Secundariamente, pueden aparecer anticuerpos, los cuales pueden originar una
lesión hepatocelular mediada por anticuerpos (hepatitis inmune) (31).
Uno de estos aglomerados proteicos conforma la hialina de Mallory (31). La
perpetuación del estrés oxidativo y de la peroxidación
lipídica causa una producción mantenida de colágena que
origina una progresión de la fibrosis hasta el estadio de cirrosis
hepática (3,32).
El paso de endotoxinas desde el intestino a la circulación
esplácnica origina endotoxinemia portal. Las endotoxinas estimulan
en el hígado la síntesis de citocinas proinflamatorias (32).
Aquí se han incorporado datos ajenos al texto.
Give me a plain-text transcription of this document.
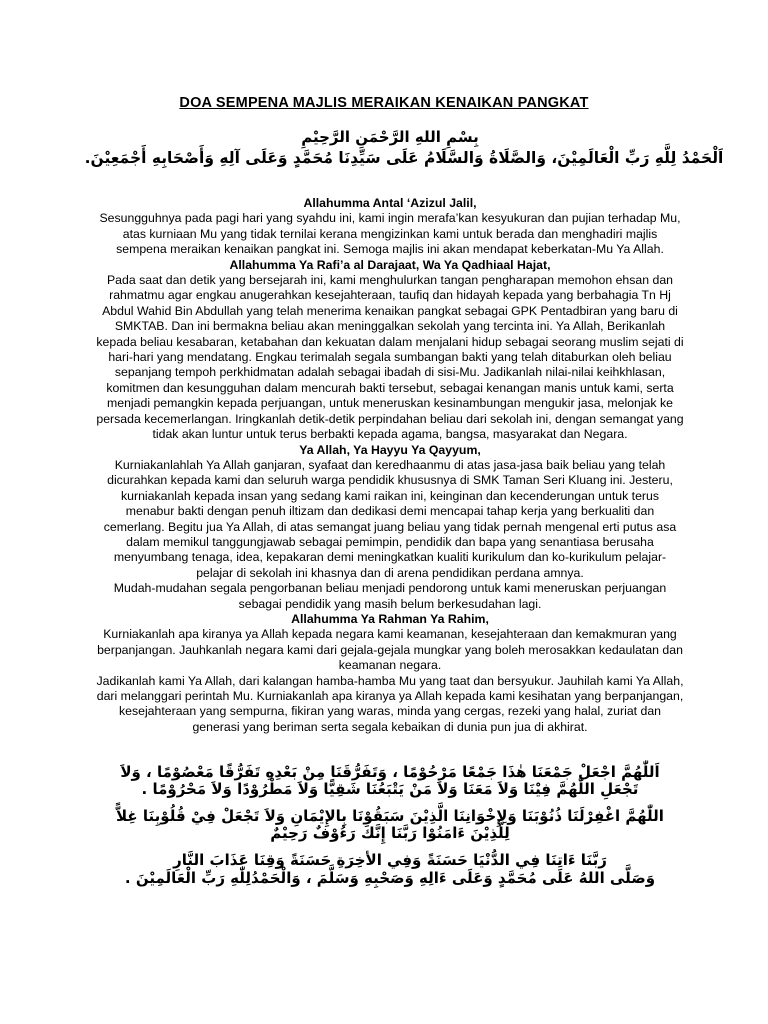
DOA SEMPENA MAJLIS MERAIKAN KENAIKAN PANGKAT
بِسْمِ اللهِ الرَّحْمَنِ الرَّحِيْمِ
اَلْحَمْدُ لِلَّهِ رَبِّ الْعَالَمِيْنَ، وَالصَّلَاةُ وَالسَّلَامُ عَلَى سَيِّدِنَا مُحَمَّدٍ وَعَلَى آلِهِ وَأَصْحَابِهِ أَجْمَعِيْنَ.

Allahumma Antal ‘Azizul Jalil,

Sesungguhnya pada pagi hari yang syahdu ini, kami ingin merafa’kan kesyukuran dan pujian terhadap Mu, atas kurniaan Mu yang tidak ternilai kerana mengizinkan kami untuk berada dan menghadiri majlis sempena meraikan kenaikan pangkat ini. Semoga majlis ini akan mendapat keberkatan-Mu Ya Allah.

Allahumma Ya Rafi’a al Darajaat, Wa Ya Qadhiaal Hajat,

Pada saat dan detik yang bersejarah ini, kami menghulurkan tangan pengharapan memohon ehsan dan rahmatmu agar engkau anugerahkan kesejahteraan, taufiq dan hidayah kepada yang berbahagia Tn Hj Abdul Wahid Bin Abdullah yang telah menerima kenaikan pangkat sebagai GPK Pentadbiran yang baru di SMKTAB. Dan ini bermakna beliau akan meninggalkan sekolah yang tercinta ini. Ya Allah, Berikanlah kepada beliau kesabaran, ketabahan dan kekuatan dalam menjalani hidup sebagai seorang muslim sejati di hari-hari yang mendatang. Engkau terimalah segala sumbangan bakti yang telah ditaburkan oleh beliau sepanjang tempoh perkhidmatan adalah sebagai ibadah di sisi-Mu. Jadikanlah nilai-nilai keihkhlasan, komitmen dan kesungguhan dalam mencurah bakti tersebut, sebagai kenangan manis untuk kami, serta menjadi pemangkin kepada perjuangan, untuk meneruskan kesinambungan mengukir jasa, melonjak ke persada kecemerlangan. Iringkanlah detik-detik perpindahan beliau dari sekolah ini, dengan semangat yang tidak akan luntur untuk terus berbakti kepada agama, bangsa, masyarakat dan Negara.

Ya Allah, Ya Hayyu Ya Qayyum,

Kurniakanlahlah Ya Allah ganjaran, syafaat dan keredhaanmu di atas jasa-jasa baik beliau yang telah dicurahkan kepada kami dan seluruh warga pendidik khususnya di SMK Taman Seri Kluang ini. Jesteru, kurniakanlah kepada insan yang sedang kami raikan ini, keinginan dan kecenderungan untuk terus menabur bakti dengan penuh iltizam dan dedikasi demi mencapai tahap kerja yang berkualiti dan cemerlang. Begitu jua Ya Allah, di atas semangat juang beliau yang tidak pernah mengenal erti putus asa dalam memikul tanggungjawab sebagai pemimpin, pendidik dan bapa yang senantiasa berusaha menyumbang tenaga, idea, kepakaran demi meningkatkan kualiti kurikulum dan ko-kurikulum pelajar-pelajar di sekolah ini khasnya dan di arena pendidikan perdana amnya.

Mudah-mudahan segala pengorbanan beliau menjadi pendorong untuk kami meneruskan perjuangan sebagai pendidik yang masih belum berkesudahan lagi.

Allahumma Ya Rahman Ya Rahim,

Kurniakanlah apa kiranya ya Allah kepada negara kami keamanan, kesejahteraan dan kemakmuran yang berpanjangan. Jauhkanlah negara kami dari gejala-gejala mungkar yang boleh merosakkan kedaulatan dan keamanan negara.

Jadikanlah kami Ya Allah, dari kalangan hamba-hamba Mu yang taat dan bersyukur. Jauhilah kami Ya Allah, dari melanggari perintah Mu. Kurniakanlah apa kiranya ya Allah kepada kami kesihatan yang berpanjangan, kesejahteraan yang sempurna, fikiran yang waras, minda yang cergas, rezeki yang halal, zuriat dan generasi yang beriman serta segala kebaikan di dunia pun jua di akhirat.

اَللّٰهُمَّ اجْعَلْ جَمْعَنَا هٰذَا جَمْعًا مَرْحُوْمًا ، وَتَفَرُّقَنَا مِنْ بَعْدِهِ تَفَرُّقًا مَعْصُوْمًا ، وَلاَ تَجْعَلِ اللّٰهُمَّ فِيْنَا وَلاَ مَعَنَا وَلاَ مَنْ يَتْبَعُنَا شَقِيًّا وَلاَ مَطْرُوْدًا وَلاَ مَحْرُوْمًا .
اللّٰهُمَّ اغْفِرْلَنَا ذُنُوْبَنَا وَلِإِخْوَانِنَا الَّذِيْنَ سَبَقُوْنَا بِالإِيْمَانِ وَلاَ تَجْعَلْ فِيْ قُلُوْبِنَا غِلاًّ لِلَّذِيْنَ ءَامَنُوْا رَبَّنَا إِنَّكَ رَءُوْفٌ رَحِيْمٌ
رَبَّنَا ءَاتِنَا فِي الدُّنْيَا حَسَنَةً وَفِي الأخِرَةِ حَسَنَةً وَقِنَا عَذَابَ النَّارِ
وَصَلَّى اللهُ عَلَى مُحَمَّدٍ وَعَلَى ءَالِهِ وَصَحْبِهِ وَسَلَّمَ ، وَالْحَمْدُلِلّٰهِ رَبِّ الْعَالَمِيْنَ .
La subsiguiente inflamación hepática puede causar secundariamente
necrosis celular, fibrosis y esteatosis, dando lugar a EHNA. Este mecanismo,
además de intervenir en la pérdida rápida de peso, es
fundamental en el desarrollo de la EHNA asociada a by-pass intestinal, ya
que en esta cirugía se produce endotoxinemia desde el asa desfuncionalizada
(32). Pero también puede contribuir al desarrollo de EHNA asociada
a diverticulosis intestinal con sobrecrecimiento bacteriano, diabetes con
hipomotilidad intestinal, hiperlipemia, consumo de fármacos u obesidad
(32,33). Los pacientes obesos presentan una intensa expresión intrahepática
de la enzima óxido-nítrico-sintasa (29), la cual se induce por
la endotoxina y el TNF-alfa; además, los ratones obesos tienen una
hipersensibilidad hepática a la endotoxina que les hace desarrollar
grados más intensos de EHNA que los ratones delgados (20).
Tanto en ratones como en humanos con EGHNA se ha hallado una
producción endógena intestinal de alcohol aumentada (6). El
papel de este tóxico hepático está por definir pero,
en caso afirmativo, se trataría de una enfermedad grasa del hígado
que no es tan “no alcohólica”.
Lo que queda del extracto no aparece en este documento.